The question that lingers is whether the WMA was worth the cost? Trudeau’s actions were incredibly popular in English Canada, though since 1970, the WMA has been considered a black mark on the Prime Minister who created the Canadian Charter of Rights and Freedoms. The reasons for the WMA, that an insurrection was imminent, may have necessitated drastic action.

However, more recently historian Michael Gauvreau has delved into newly declassified documents to explore the philosophical underpinnings of Trudeau’s actions. In Gauvreau’s words, the October Crisis was a “profound crisis of social authority affecting the legitimacy of a specific concept of liberal democracy.” Trudeau's address to the nation on 16 October 1970 pledged that his government would introduce legislation to address “the social causes which often underlie or serve as an excuse for crime and disorder,” though also warned that those who defied the law and ignored democratic opportunities for change “will receive no hearing from this government.” According to Gauvreau, Trudeau was warning the radicals of the 1960s that less open definition of liberal democracy was necessary in order to preserve it from radicals who sought to dismantle it. Thus, as Gauvreau writes, "this reconstruction would be accomplished through the marginalization and de-legitimization of definitions of liberalism which conceded too much ideological scope to radicalism."

In this light, we can understand that the October Crisis signaled a shift in Canadian liberalism away from more left-wing notions of radicalism (be it the NDP, or the revolutionaries of the FLQ) as a means of protecting the nation from ideological extremes.

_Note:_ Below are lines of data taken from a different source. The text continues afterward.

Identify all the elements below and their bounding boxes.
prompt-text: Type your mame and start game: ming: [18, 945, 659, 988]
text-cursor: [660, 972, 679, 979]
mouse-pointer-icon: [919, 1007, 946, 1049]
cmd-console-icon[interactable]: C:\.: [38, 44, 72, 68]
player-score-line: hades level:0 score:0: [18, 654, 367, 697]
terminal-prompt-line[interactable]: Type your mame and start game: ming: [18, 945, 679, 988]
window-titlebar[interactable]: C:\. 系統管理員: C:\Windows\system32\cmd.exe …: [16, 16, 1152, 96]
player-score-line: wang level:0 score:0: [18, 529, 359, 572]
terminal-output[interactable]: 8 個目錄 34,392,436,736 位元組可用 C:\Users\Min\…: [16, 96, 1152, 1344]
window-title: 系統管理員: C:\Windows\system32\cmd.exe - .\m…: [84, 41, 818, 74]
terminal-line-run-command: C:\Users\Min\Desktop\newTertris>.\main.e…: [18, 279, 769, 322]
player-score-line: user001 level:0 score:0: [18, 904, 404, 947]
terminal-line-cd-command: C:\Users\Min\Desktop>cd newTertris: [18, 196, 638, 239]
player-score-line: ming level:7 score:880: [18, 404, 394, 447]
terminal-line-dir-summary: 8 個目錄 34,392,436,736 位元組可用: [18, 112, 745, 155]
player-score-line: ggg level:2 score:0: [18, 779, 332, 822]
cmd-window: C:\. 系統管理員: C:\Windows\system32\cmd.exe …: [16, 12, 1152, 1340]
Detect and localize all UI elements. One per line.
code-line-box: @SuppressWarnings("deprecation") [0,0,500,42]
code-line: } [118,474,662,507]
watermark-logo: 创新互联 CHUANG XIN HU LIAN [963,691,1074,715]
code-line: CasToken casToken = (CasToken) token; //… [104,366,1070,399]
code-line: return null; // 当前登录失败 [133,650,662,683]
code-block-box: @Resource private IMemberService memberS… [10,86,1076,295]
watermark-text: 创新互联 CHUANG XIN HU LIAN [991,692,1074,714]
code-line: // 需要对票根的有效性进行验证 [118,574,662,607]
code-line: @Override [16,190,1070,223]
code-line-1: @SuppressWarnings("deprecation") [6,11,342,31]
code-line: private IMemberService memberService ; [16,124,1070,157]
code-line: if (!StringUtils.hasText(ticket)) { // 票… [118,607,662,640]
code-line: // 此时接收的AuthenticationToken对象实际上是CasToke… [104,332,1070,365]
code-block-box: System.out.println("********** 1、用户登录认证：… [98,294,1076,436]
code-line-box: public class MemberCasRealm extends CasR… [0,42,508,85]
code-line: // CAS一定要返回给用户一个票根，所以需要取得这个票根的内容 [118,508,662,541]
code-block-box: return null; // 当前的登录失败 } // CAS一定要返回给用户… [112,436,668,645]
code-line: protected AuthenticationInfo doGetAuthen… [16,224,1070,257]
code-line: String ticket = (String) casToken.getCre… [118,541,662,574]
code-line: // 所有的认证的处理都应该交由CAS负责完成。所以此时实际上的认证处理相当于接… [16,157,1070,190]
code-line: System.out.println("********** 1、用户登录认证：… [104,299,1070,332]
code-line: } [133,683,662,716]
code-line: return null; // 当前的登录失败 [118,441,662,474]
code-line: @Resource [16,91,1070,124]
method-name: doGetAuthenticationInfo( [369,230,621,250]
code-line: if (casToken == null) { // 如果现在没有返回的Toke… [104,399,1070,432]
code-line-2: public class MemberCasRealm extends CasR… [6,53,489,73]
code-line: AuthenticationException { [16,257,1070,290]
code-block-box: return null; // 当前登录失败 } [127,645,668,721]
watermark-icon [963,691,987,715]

When offering comparisons between today and the October Crisis, we should be aware of its contemporary context - not as a direct comparison to the situation today or that sometimes government infringement of the individual can be justified. Let’s consider the justifications for the WMA, be it the threat of insurrection or Trudeau’s conception of liberalism, and ask what threshold justifies C-51 today given the impact it would have on individual rights and freedoms. Is the threat of terrorism enough? Was “apprehended insurrection” enough? Bill C-51, particularly with its ambiguous wording, undermines the spirit and conduct of a liberal democracy. Dissent cannot be criminalized nor can the government be absolved of proper oversight over the limitation of rights in the name of security. Trudeau and his Cabinet were aware that their actions had a cost, and committed to them only in the extreme circumstance of the FLQ crisis – does our current government have the same conditions?